Any idea on how much this is worth? It's a small baitcaster which I think has to be about 20+ years old if I am not mistaken. Just got it tonight from my new boss who must go home and use 100 dollar bills to light his cigars.


----------



## Sandcrab (Mar 20, 2002)

If you don't want it - give it to me!  I will put it on a rod next to my OTHER Penn 109. The reel has green twin handles and they spin when you cast. Watch those knuckles! 

Mine is used on a 6' heavy-type rod. It holds 15 lb test for casting lures in the 1-2 ounce range for flounder and fluke. Good reels - a little outdated but diehards. I would match it up with a 7' rod and use it as a saltwater lure casting reel or bottom fishing reel. No magnets just a knurled knob to control spool tension.


----------



## new2salt (Dec 28, 2000)

Picked one up last year for $20 from a friend. Use it for flounders in the salt and cats in fresh. Loaded it with 15# trilene.


----------



## emanuel (Apr 2, 2002)

Oh there is no way in hell I'm giving this reel up. It's the first nice one I have ever had and I love it. It throws Stingsilvers nicely, and it still has the old braided line on which is nice for feeling the strikes.


----------



## TomL (Mar 20, 2001)

Great little reel. I have several, bought a few on Ebay a while back for about $10 each.

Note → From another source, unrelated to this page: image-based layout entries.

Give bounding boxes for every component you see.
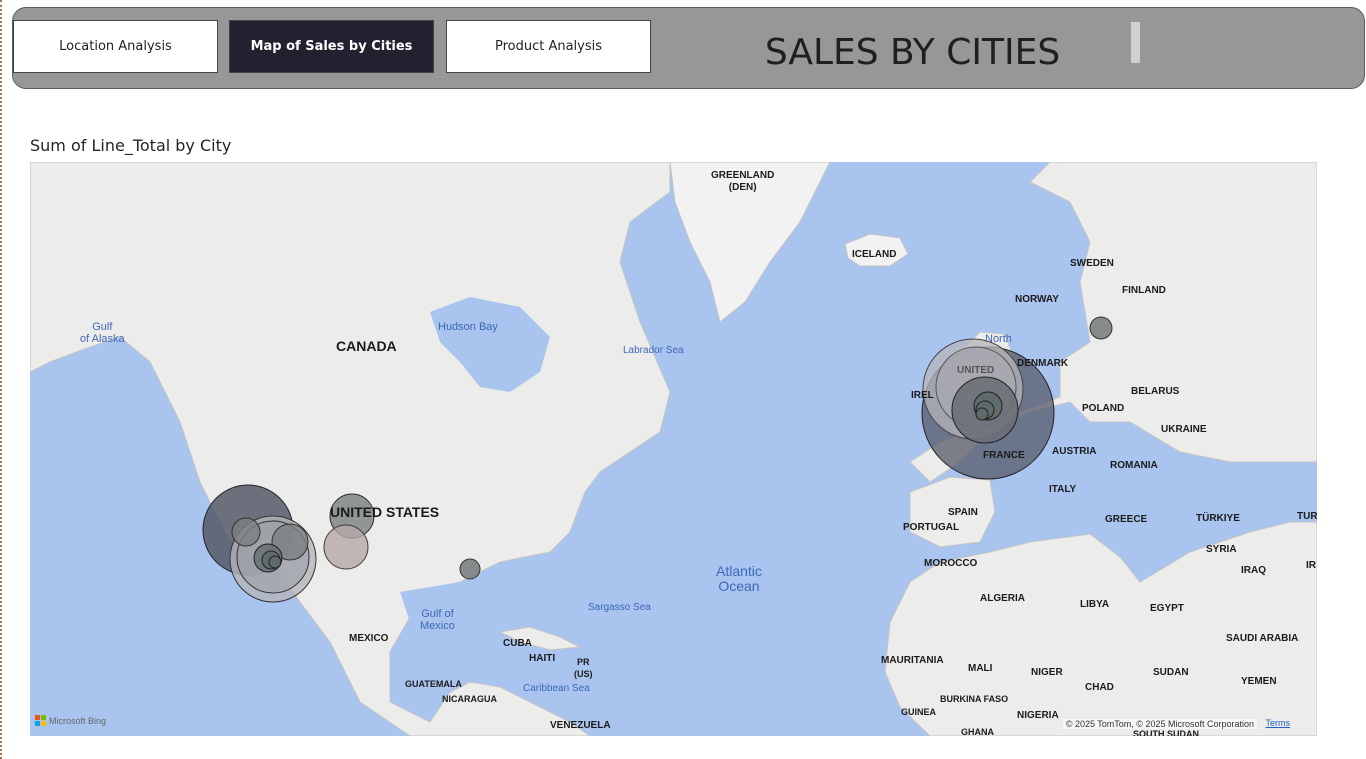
bubble-city [459,558,481,580]
label-ukraine: UKRAINE [1161,424,1207,435]
label-gulf-of-alaska: Gulf of Alaska [80,321,125,345]
label-guinea: GUINEA [901,707,937,717]
label-haiti: HAITI [529,653,556,664]
label-nicaragua: NICARAGUA [442,694,497,704]
bubble-city [1089,316,1113,340]
label-belarus: BELARUS [1131,386,1180,397]
label-labrador-sea: Labrador Sea [623,345,684,356]
label-caribbean-sea: Caribbean Sea [523,683,590,694]
label-denmark: DENMARK [1017,358,1069,369]
label-saudi-arabia: SAUDI ARABIA [1226,633,1299,644]
product-analysis-label: Product Analysis [494,39,603,54]
water-gulf-of-mexico [400,582,510,652]
map-canvas [30,162,1317,736]
label-sargasso-sea: Sargasso Sea [588,602,651,613]
page-left-border [0,0,3,759]
label-niger: NIGER [1031,667,1063,678]
label-greenland: GREENLAND (DEN) [711,170,775,193]
bubble-city [268,555,282,569]
label-gulf-of-mexico: Gulf of Mexico [420,608,455,632]
label-yemen: YEMEN [1241,676,1277,687]
label-puerto-rico: PR (US) [574,657,593,679]
label-libya: LIBYA [1080,599,1110,610]
label-burkina-faso: BURKINA FASO [940,694,1009,704]
bubble-map[interactable]: GREENLAND (DEN) ICELAND SWEDEN FINLAND NO… [30,162,1317,736]
map-of-sales-label: Map of Sales by Cities [250,39,413,54]
label-ireland: IREL [911,390,934,401]
label-turkiye: TÜRKIYE [1196,513,1240,524]
label-spain: SPAIN [948,507,978,518]
bubble-city [975,407,989,421]
label-cuba: CUBA [503,638,532,649]
location-analysis-label: Location Analysis [59,39,172,54]
label-iceland: ICELAND [852,249,897,260]
label-atlantic-ocean: Atlantic Ocean [716,563,762,594]
label-turkiye-edge: TUR [1297,511,1317,522]
label-norway: NORWAY [1015,294,1059,305]
label-poland: POLAND [1082,403,1125,414]
label-algeria: ALGERIA [980,593,1025,604]
label-sudan: SUDAN [1153,667,1189,678]
bubble-city [323,524,369,570]
page-title: SALES BY CITIES [764,31,1061,73]
label-iraq: IRAQ [1241,565,1266,576]
map-visual-title: Sum of Line_Total by City [30,136,232,155]
label-mali: MALI [968,663,993,674]
microsoft-logo-icon [35,715,46,726]
label-syria: SYRIA [1206,544,1237,555]
microsoft-bing-logo: Microsoft Bing [35,715,106,726]
label-hudson-bay: Hudson Bay [438,321,498,333]
map-of-sales-button[interactable]: Map of Sales by Cities [229,20,434,73]
label-italy: ITALY [1049,484,1077,495]
label-romania: ROMANIA [1110,460,1158,471]
label-ghana: GHANA [961,727,994,736]
header-slicer-handle[interactable] [1131,22,1140,63]
label-north-sea: North [985,333,1012,345]
location-analysis-button[interactable]: Location Analysis [13,20,218,73]
label-venezuela: VENEZUELA [550,720,611,731]
label-mauritania: MAURITANIA [881,655,944,666]
land-north-america [30,162,671,736]
bing-label: Microsoft Bing [49,715,107,726]
label-nigeria: NIGERIA [1017,710,1059,721]
map-copyright: © 2025 TomTom, © 2025 Microsoft Corporat… [1062,719,1257,729]
label-united-kingdom: UNITED [957,365,995,376]
label-guatemala: GUATEMALA [405,679,462,689]
bubble-city [231,517,261,547]
label-chad: CHAD [1085,682,1114,693]
label-united-states: UNITED STATES [330,504,440,520]
label-greece: GREECE [1105,514,1148,525]
label-south-sudan: SOUTH SUDAN [1133,729,1200,736]
label-portugal: PORTUGAL [903,522,960,533]
label-finland: FINLAND [1122,285,1166,296]
label-egypt: EGYPT [1150,603,1184,614]
label-austria: AUSTRIA [1052,446,1097,457]
terms-link[interactable]: Terms [1266,718,1291,728]
label-iran-edge: IR [1306,560,1316,571]
product-analysis-button[interactable]: Product Analysis [446,20,651,73]
label-canada: CANADA [336,338,397,354]
label-france: FRANCE [983,450,1025,461]
label-sweden: SWEDEN [1070,258,1114,269]
label-morocco: MOROCCO [924,558,978,569]
label-mexico: MEXICO [349,633,389,644]
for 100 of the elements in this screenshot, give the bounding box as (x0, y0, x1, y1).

Perfect size for fluke, especially good for deep water/heavy currents.

I once fished with a guy who used this reel for chunking small yellowfin. They are popular for salmon fishing on the west coast.


----------



## PlankCaster (Oct 22, 2001)

Hey guys,
Is there not also a Penn 109 that has a single "power handle" that does not rotate on the cast? Is there any difference? Been thinking of buying one of these. How would it do on a Sealine X rated for 2-6?
TIght lines and popped riggers


----------



## new2salt (Dec 28, 2000)

Sounds like your talking about a Penn 9. Basically the same as the 109 except it has a counter balanced handle and the spool releases. Rod sounds a little heavy for what I use small conventionals for (flounders).


----------



## PlankCaster (Oct 22, 2001)

N2S
Thanks for the reply, I realized that there were two different reels after taking a closer look in my local tackle shop. Any recomendation reel wise for that rod?
Thanks 
Tight lines and popped riggers


----------



## new2salt (Dec 28, 2000)

The one I have is mounted on a 6'6" MH Fenwick Seahawk that I have had for 10+ years. The finish and most of the wording is worn off, but the best I remember it's rated for 1/2-3ozs. Actually it's an old bass rod that I called my big belly rod, because it has a longer butt that I could stick under my big belly when fighting a large bass or catfish.


----------